De este modo, Europa se fue sembrando de Cajas de Ahorros, nacidas bajo los mismos presupuestos filantrópicos que habían inspirado aquellos primeros Montes de Piedad, hasta convertirse en entidades financieras de volumen cada vez más grueso. Algo que, naturalmente, no escapó a la atenta mirada del poder, de forma que, singularmente en España, fueron puestas primero bajo el «real patrocinio» para verse a cada paso más intervenidas por las autoridades estatales y provinciales, que con las sucesivas iniciativas legislativas del siglo XIX lograron asentarse cómodamente en sus consejos de administración.

¿Qué queda ya de todo aquello? Obviamente nada, las cajas modernas son bancos tutelados por el poder político, que tradicionalmente han debido plegarse a las veleidades de sus caprichosos patronos, fuesen o no viables los proyectos que les plantaban encima de la mesa. El resultado de tanto exceso aparece bien claro a vista de todos, las cajas, sometidas al arbitrio de aficionados al gasto y al oropel a costa de los demás, se han mostrado mucho menos efectivas y rentables que sus homólogos de dirección exclusivamente privada.

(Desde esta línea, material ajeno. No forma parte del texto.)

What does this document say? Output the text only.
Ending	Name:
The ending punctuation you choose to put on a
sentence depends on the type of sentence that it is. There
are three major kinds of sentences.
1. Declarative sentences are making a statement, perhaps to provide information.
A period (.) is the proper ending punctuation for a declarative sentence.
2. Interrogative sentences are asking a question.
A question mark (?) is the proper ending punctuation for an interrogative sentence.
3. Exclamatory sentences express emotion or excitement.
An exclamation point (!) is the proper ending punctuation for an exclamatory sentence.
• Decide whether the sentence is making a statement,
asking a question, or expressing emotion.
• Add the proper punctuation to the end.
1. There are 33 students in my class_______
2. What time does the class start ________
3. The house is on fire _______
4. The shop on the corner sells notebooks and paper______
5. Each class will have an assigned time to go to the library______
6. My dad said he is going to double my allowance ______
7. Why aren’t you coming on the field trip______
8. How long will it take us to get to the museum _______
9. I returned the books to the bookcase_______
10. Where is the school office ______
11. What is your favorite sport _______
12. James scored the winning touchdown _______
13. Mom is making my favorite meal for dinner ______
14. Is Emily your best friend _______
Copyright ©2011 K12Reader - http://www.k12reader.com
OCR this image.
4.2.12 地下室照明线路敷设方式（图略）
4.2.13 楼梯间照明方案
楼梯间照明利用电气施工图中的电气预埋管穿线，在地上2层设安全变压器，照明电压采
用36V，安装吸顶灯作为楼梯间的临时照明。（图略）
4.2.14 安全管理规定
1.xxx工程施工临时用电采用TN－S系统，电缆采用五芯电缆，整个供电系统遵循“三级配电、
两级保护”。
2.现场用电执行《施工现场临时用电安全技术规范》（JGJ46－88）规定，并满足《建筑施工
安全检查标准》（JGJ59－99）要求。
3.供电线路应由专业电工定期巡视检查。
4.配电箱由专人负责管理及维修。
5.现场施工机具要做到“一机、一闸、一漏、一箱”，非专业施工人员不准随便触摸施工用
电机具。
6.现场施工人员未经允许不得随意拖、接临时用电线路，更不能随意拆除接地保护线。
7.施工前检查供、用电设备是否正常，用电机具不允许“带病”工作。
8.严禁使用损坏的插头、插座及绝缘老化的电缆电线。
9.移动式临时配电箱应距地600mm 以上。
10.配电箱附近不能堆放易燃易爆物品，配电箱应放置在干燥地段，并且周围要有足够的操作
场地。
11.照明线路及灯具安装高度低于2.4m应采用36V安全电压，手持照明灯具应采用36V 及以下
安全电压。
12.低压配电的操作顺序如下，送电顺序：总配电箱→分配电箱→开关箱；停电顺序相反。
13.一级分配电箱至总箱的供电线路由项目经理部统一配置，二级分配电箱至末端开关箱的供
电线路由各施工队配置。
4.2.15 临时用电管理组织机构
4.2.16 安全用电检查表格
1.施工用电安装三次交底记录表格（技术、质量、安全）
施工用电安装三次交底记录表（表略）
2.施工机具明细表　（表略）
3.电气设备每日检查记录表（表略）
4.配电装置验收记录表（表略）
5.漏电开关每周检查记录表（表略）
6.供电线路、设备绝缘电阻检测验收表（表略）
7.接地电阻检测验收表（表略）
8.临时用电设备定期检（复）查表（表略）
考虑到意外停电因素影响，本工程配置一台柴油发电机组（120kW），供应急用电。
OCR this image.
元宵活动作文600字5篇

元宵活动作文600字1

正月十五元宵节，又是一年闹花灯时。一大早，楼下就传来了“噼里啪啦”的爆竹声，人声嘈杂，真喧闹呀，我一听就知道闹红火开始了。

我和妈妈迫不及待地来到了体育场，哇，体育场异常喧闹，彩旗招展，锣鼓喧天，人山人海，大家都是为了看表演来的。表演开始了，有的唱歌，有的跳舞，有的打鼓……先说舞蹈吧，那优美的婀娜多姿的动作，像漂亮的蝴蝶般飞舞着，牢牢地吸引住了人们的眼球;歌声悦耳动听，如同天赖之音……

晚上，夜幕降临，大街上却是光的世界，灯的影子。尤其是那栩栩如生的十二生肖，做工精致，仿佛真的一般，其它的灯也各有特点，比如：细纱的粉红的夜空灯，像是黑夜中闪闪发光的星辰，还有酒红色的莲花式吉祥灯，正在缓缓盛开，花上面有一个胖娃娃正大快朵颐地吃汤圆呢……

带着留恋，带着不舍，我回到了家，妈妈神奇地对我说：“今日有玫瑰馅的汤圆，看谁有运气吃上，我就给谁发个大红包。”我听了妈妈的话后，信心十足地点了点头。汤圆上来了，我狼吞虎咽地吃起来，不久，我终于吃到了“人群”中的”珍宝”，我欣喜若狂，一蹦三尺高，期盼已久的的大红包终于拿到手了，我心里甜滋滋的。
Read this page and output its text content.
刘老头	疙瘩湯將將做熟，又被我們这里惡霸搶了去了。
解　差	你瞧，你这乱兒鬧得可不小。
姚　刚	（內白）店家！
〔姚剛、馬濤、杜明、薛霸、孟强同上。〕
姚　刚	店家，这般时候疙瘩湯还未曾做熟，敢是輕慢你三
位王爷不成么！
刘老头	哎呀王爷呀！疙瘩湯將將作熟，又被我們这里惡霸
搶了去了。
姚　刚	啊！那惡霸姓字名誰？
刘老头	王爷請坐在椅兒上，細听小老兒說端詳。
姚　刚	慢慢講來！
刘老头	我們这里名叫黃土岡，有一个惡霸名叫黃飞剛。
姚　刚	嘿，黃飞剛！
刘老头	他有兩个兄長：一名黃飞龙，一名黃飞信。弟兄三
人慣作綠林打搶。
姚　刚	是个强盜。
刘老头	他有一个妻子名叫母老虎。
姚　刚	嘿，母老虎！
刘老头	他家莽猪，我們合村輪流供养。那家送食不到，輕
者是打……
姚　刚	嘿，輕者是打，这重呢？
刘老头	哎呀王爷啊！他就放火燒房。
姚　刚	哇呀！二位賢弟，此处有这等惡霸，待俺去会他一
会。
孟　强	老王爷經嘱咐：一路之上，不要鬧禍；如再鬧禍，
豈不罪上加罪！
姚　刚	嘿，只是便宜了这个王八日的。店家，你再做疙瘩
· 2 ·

Ahora todo es llanto y crujir de dientes, como acostumbraban a hacer los viejos caciques en tiempos de Cánovas, los prebostes del norte y del sur de Galicia se aferran a la prebenda y claman contra el desdoro de la nación.

Que cada quien haga lo que quiera, en mi opinión, el dinero nunca ha tenido color, ni patria, ni religión; lo único que verdaderamente debiera preocuparnos es que quien cuida de nuestros ahorros, quien financia nuestras desmadradas hipotecas, sea honesto, eficaz y de fiar, con eso es más que suficiente.